My new year always begins with my birthday, which arrives so close to New Year’s Eve as to add extra significance to both.
This year my birthday treat was a visit to Vienna’s Belvedere Gallery where I finally came face to face with the real Gustav Klimt – rather than the one whose work appears tamely on almost everything in Vienna: keyrings, fridge magnets, mouse mats and t-shirts.
Here in the gallery were the canvases in full technicolour glory, entirely different from all those copies: huge, glittering and so bold. A perfect motif for how I would like to live the next twelve months of my life.
Among them, Klimt’s slightly less well-known Portrait of Fritza Riedler (above) was painted in 1906. I imagine it bursting into the dourness of post-Victorian Britain, as shocking and wonderful as a rainbow illuminating grey skies after days of rain.
At first glance it is a classic portrait, masterfully executed from the chiffon-like ruffles of the dress to the delicately posed hands.

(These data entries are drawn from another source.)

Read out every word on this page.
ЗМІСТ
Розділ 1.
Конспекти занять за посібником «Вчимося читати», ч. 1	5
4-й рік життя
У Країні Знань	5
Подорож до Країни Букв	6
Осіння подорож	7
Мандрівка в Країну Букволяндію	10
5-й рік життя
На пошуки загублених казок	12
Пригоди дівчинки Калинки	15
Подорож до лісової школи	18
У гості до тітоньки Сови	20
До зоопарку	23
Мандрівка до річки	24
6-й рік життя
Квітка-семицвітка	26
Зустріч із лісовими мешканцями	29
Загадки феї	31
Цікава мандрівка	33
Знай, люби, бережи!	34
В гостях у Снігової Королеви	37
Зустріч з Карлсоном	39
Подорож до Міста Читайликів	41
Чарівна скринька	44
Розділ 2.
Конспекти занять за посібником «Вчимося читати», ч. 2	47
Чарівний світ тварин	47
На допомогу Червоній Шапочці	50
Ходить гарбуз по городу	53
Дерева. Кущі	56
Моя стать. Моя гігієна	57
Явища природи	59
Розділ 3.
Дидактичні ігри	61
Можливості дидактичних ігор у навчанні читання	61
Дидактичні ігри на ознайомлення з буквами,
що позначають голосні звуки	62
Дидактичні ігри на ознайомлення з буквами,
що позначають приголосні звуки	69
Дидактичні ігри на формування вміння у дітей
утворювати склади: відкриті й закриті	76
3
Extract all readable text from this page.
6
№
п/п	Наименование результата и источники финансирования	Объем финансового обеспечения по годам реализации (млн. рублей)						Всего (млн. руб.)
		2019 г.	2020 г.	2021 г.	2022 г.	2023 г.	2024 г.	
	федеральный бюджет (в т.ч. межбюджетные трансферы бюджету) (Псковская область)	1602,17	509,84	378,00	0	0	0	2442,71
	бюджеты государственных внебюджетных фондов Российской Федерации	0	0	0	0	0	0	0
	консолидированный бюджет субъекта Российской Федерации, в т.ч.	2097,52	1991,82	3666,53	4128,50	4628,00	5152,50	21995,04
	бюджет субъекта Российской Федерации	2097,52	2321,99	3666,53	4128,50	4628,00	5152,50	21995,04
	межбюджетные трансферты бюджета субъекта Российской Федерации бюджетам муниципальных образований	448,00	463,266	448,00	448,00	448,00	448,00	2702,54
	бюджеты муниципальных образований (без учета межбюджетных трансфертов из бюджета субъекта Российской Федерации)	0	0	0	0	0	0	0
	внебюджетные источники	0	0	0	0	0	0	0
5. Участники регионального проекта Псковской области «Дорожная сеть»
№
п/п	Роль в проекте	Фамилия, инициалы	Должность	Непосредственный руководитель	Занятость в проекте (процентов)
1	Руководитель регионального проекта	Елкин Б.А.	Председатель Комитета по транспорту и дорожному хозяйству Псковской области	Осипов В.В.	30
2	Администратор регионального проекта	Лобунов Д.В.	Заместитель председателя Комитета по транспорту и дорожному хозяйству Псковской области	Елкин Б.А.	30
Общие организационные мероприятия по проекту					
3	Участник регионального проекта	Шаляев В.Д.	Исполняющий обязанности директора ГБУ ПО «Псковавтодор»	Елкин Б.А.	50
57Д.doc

But then as you look properly the painting becomes a treasure trove of the unexpected: blocks of textured colour in place of the usual bland background; the almost-halo framing the model’s face, a glorious mosaic inspired by other lands; the surreal pattern on the chair where Fritza sits, reminiscent of eyes or snakeskin; the small squares of pattern that punctuate the colour blocks as if to prevent our gaze settling, demanding we pay attention.
Thinking about some of the main themes of my Best Year book these moments I spent with the painting remind me that life too is a treasure when we pause long enough to notice what is all around us, and take the time to experience it – explore – through as many of our senses as possible. It expands when we make opportunities to do things we’ve not done before – whether that means visiting a new gallery or simply walking home by a different route. (Or – as I did on New Year’s Day – bringing a small biscuit back to bed to have with my morning tea and tasting its crumbly sweetness in a way I don’t when meals become a mostly unconscious habit.)
Klimt’s painting also speaks, in a perhaps more challenging way, of what may arise when we operate from what’s within us rather than the comfortable and safe norms of what we see all out-with us. I like to think what I see in Fritza’s face is openness and curiosity: two qualities which are necessary for Growth.
Finally the sheer ambition of this work, sitting brashly alongside all those traditionally beautiful and almost photographic landscapes from the same era, are a reminder of the power of being bold with our lives, of mixing it up, taking risks and becoming the creators of our own world. As we begin a new year that’s my commitment to myself.
*** Thinking about your intentions for the new year, is there a work of art – painting, sculpture, song, poem, building or something else – that might serve as a motif and reminder to you?